Smith, a white student, for a $20,000 federal financial aid loan to take the school's surgical technician training program, but says the school failed to train her to pass the written certification exam or offer her surgical experience through externships.

"At one point, Smith even arranged on her own for an appropriate externship with a surgical center, but RSHT needed to call the center to formalize the externship and refused to do so," Smith says.

She claims the school's failure to educate her left without the ability to get a job in her field and a $20,000 debt.

Profit-seeking colleges enroll 12 percent of the country's higher-education students, according to the complaint. In the 2008-2009 academic year, those students received approximately $24 billion in federal financial aid. In that year, Richmond School of Health and Technology pulled in $5.3 million in financial aid - 86.4 percent of revenue that year, according to the complaint.

"RSHT commits fraudulent and dishonest acts in obtaining federal student loans for its students," the class claims. "It has cut and pasted students' signatures from other documents onto financial aid forms that are submitted to the federal government. It has altered W-2 forms to misrepresent information regarding students' income and instructed employees to destroy the documents from which the signatures were cut."
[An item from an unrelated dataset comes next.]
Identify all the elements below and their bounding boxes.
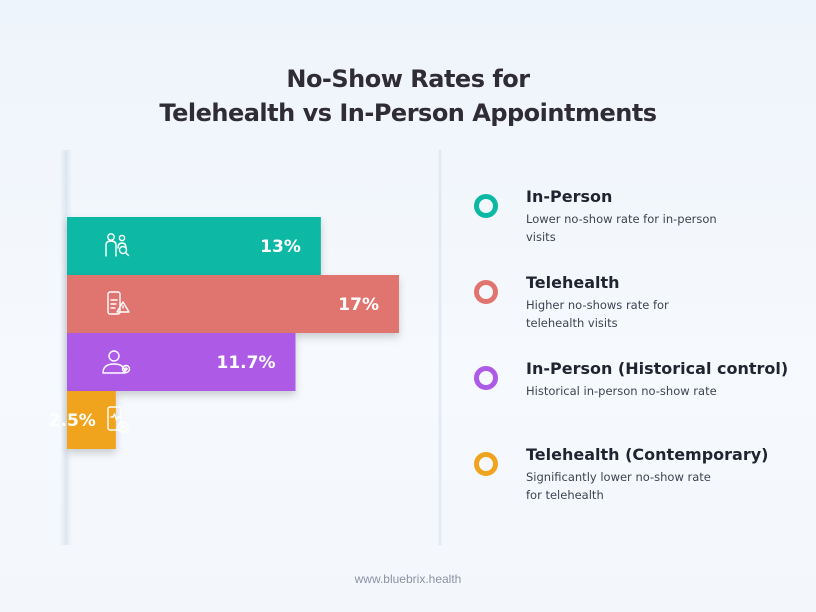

The class says the school also leads students to believe they are getting grants when they are actually getting loans.

It also falsifies student attendance records and grades and lies about the employment status of graduates, the class claims.

Morgan and Smith seek punitive damages for the class for violations of the Equal Credit Opportunity Act, the Consumer Protection Act, fraud and breach of contract.

They are represented by John Relman with Relman Dane.